Commentaire :
La présence d'anciens crochets indique à l'évidence que notre panneau constituait le centre d'un petit triptyque portable dont les volets ont disparu.
Comme l'a indiqué E. Garrison1, la forme gâblée assez large de ce type d'objets de dévotion apparaît surtout en Toscane à l'extrême fin du XIIIe et au tout début du XIVe siècle, ce que corrobore la forme de la grande 'Maestà entourée de six anges et des donateurs Paci', conservée à Avignon et sa date de 1310. De cette Maestà découle l'actuel nom de convention de son auteur². Alors que R. Longhi la plaçait en Ombrie, E. Garrison, suivi par D. Shoor, a été le premier à situer l'activité de ce maître à Pistoia, alors centre artistique en marge des influences giottesques de Florence et de Sienne. Cette Maestà constitue le premier élément fondateur du corpus artistique de ce peintre dont P. P. Donati a dressé le catalogue et la " fortune critique " amplifiés par A. De Marchi en 19863.

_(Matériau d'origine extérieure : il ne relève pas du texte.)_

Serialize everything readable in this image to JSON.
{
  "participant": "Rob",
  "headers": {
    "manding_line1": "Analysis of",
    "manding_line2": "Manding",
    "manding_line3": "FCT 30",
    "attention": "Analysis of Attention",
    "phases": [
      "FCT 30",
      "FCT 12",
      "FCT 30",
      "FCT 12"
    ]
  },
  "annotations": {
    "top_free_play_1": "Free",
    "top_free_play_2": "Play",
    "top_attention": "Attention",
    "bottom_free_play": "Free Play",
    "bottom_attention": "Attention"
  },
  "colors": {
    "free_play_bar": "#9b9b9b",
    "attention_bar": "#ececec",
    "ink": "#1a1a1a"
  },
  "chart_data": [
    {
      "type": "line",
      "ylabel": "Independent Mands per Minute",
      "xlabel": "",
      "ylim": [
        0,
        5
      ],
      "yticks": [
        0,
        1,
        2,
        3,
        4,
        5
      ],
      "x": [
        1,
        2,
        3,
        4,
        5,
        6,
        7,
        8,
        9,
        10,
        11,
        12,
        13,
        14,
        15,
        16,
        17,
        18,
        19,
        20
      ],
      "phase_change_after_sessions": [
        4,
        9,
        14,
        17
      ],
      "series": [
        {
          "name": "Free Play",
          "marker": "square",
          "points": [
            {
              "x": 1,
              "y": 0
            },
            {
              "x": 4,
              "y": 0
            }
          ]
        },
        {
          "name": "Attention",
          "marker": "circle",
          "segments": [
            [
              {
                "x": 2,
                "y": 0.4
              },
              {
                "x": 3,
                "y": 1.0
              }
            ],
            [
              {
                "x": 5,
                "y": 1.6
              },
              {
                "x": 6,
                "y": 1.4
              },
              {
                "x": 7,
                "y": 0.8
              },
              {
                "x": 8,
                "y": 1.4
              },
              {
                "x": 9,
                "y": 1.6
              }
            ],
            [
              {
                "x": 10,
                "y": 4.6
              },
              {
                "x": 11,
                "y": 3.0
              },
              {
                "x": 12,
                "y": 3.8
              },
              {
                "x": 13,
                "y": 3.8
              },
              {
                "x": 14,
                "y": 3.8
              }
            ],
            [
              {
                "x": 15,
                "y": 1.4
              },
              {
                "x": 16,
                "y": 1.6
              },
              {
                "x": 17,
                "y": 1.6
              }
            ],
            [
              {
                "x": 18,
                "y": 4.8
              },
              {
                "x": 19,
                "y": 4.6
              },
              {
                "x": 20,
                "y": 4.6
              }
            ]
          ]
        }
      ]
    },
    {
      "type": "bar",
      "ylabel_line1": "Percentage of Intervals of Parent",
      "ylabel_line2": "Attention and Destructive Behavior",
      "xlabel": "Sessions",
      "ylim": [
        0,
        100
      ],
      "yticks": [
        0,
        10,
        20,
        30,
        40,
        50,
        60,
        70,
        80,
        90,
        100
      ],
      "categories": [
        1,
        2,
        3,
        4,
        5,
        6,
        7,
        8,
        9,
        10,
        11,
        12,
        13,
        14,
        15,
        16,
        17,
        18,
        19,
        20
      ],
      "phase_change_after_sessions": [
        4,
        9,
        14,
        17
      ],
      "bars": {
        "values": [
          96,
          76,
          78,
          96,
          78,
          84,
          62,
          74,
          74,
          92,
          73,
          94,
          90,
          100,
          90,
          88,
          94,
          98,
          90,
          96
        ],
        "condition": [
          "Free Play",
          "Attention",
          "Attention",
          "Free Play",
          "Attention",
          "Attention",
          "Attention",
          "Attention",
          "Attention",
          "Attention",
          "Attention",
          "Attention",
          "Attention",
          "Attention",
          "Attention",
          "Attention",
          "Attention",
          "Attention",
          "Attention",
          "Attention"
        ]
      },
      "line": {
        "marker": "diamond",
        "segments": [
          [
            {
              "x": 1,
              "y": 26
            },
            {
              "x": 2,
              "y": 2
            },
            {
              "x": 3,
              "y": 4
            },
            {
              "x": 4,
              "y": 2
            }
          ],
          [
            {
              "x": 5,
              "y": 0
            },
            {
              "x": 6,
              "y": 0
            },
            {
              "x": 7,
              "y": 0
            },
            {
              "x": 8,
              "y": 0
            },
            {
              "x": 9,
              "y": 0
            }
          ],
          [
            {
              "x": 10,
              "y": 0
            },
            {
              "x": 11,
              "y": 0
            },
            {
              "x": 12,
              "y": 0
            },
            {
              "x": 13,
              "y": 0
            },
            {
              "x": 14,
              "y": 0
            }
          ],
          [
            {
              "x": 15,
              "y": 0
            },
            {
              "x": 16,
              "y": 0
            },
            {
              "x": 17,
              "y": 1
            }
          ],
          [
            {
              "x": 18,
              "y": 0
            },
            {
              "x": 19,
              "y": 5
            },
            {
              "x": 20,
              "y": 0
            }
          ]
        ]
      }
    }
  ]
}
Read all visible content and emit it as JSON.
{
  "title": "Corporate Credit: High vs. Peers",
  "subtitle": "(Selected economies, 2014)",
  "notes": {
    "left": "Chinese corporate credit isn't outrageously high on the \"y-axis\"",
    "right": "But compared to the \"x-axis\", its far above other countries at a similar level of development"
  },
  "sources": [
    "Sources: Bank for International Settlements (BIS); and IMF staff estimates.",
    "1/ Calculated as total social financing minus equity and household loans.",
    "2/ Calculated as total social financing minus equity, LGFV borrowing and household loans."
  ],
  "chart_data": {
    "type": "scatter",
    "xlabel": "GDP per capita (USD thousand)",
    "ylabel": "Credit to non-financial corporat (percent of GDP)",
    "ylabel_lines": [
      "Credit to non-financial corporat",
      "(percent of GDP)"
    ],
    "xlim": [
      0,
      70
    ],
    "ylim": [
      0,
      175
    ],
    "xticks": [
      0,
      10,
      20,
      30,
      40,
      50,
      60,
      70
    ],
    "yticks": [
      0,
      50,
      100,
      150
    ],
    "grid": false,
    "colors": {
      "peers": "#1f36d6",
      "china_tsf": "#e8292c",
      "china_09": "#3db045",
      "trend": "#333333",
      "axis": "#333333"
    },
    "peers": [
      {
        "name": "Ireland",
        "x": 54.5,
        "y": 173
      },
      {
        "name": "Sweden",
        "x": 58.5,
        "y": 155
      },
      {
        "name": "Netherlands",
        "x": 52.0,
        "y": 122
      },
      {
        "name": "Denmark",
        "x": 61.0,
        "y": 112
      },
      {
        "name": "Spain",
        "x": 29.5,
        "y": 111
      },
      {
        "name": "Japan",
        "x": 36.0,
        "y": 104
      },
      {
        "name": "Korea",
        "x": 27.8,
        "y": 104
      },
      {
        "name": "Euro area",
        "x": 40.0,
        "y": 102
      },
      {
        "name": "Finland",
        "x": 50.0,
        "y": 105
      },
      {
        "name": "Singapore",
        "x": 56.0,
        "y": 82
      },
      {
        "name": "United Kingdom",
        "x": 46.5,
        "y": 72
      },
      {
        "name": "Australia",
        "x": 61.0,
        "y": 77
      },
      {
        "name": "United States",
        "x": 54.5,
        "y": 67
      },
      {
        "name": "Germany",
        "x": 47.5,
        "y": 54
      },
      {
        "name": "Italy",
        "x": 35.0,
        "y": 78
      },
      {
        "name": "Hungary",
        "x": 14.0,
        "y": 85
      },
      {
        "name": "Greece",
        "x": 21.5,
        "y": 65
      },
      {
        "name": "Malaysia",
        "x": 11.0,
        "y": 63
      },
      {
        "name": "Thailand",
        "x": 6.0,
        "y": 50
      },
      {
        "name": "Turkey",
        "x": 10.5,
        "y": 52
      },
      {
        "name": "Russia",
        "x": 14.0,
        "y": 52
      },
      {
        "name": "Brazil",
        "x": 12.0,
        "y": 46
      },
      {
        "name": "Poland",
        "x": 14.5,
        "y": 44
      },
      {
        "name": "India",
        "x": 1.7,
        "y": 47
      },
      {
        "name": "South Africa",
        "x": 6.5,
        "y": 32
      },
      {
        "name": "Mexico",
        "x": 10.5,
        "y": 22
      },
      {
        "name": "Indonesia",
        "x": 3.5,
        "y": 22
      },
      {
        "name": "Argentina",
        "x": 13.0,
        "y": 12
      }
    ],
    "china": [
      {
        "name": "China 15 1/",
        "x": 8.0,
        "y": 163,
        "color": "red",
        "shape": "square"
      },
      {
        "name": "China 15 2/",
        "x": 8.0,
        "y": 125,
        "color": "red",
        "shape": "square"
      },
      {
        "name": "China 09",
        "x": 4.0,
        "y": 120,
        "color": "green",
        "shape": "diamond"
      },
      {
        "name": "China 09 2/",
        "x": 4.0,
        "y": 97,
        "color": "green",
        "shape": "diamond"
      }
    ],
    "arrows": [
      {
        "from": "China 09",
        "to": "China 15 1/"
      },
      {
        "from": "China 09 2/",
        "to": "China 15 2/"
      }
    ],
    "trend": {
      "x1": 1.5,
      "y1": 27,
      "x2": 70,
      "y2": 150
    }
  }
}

Parmi les œuvres de cette production, citons entre autres : la 'Maestà' de 1310 (autrefois à Angers, actuellement à Avignon), le polyptyque vers 1315 provenant de San Francesco à Pistoia (Pistoia, Museo Civico) (Donati, fig. 10), les 'Scènes de la vie d'une sainte martyre' vers 1320-1330 (collection particulière)4, et le polyptyque peint à fresque, Pistoia, San Domenico (Donati, fig. 24).
A cette liste il faut désormais ajouter notre panneau publié et attribué par F. Zeri (Bologne, Fototeca Fondazione Zeri, n°6932). La photographie reproduite par cet historien est celle de 1955. A cette époque l'œuvre était en grande partie repeinte alors qu'actuellement elle se présente presque totalement dégagée de ces adjonctions.
A part la couleur bleue des yeux de la Vierge et le dessin des arcades sourcilières, repeints qui semblent n'avoir pas été retirés, nous retrouvons les éléments fondamentaux de la morphologie des personnages de cet artiste : stature corporelle étroite et rigide, expression langoureuse de la Madone, au visage oblong au teint d'albâtre, un long nez dominant une mince bouche ourlée de blanc, un petit menton relevé, des mains aux longs doigts effilés, l'ensemble étant frappé par de légers accents lumineux. L'Enfant au visage rebondi, aux petits yeux, au nez relevé, au large front dégagé par une calvitie précoce trouve son homologue dans ceux de la Maestà de 1310 ou du polyptyque de Pistoia (Donati, figs. 21c, 21a).
Cependant ce maître abandonne ici la rigueur et une certaine sécheresse relevée dans ses premières œuvres. La ligne se fait plus souple dans l'exécution du voile tenu par l'Enfant, dans celui de la Vierge ou dans les motifs ornementaux de l'auréole. Il fait preuve de qualités d'exécution, de finesse décorative, de transparence alliées à celles de coloriste utilisant des tons subtils de vieux rose et de rouge vermillon contrastant avec le bleu intense du manteau ou le blanc des liserés. Tous ces éléments trahissent une sensibilité accrue de l'artiste envers le style gothique et permettent de situer l'exécution de cette œuvre à la fin de la période connue de ce peintre, sans doute vers les années 1320-1325.
1. 'Italian Romanesque Panel Painting', Florence, 1949, p. 78.
2. M. Laclotte, E. Moench, 'Peinture italienne, Musée du Petit Palais, Avignon', Paris, 2005, n° 135, p. 127-128.
3. Cf. respectivement " Per la Pittura pistoiese des Trecento - I, Il maestro del 1310 " in 'Paragone', n°295, 1974, p. 3-26 ; " Il Maestro del 1310 e la fronda antigiottesca, intorno ad un Crocefisso murale ", in 'Prospettiva', 46, 1986, p. 53.
4. G. Freuler, " Manifestatori delle cose miracolose " exposition, Lugano, Fondazione Thyssen Bornemisza, 7 avril-30 juin 1991, cat. 68, p. 184-186, repr.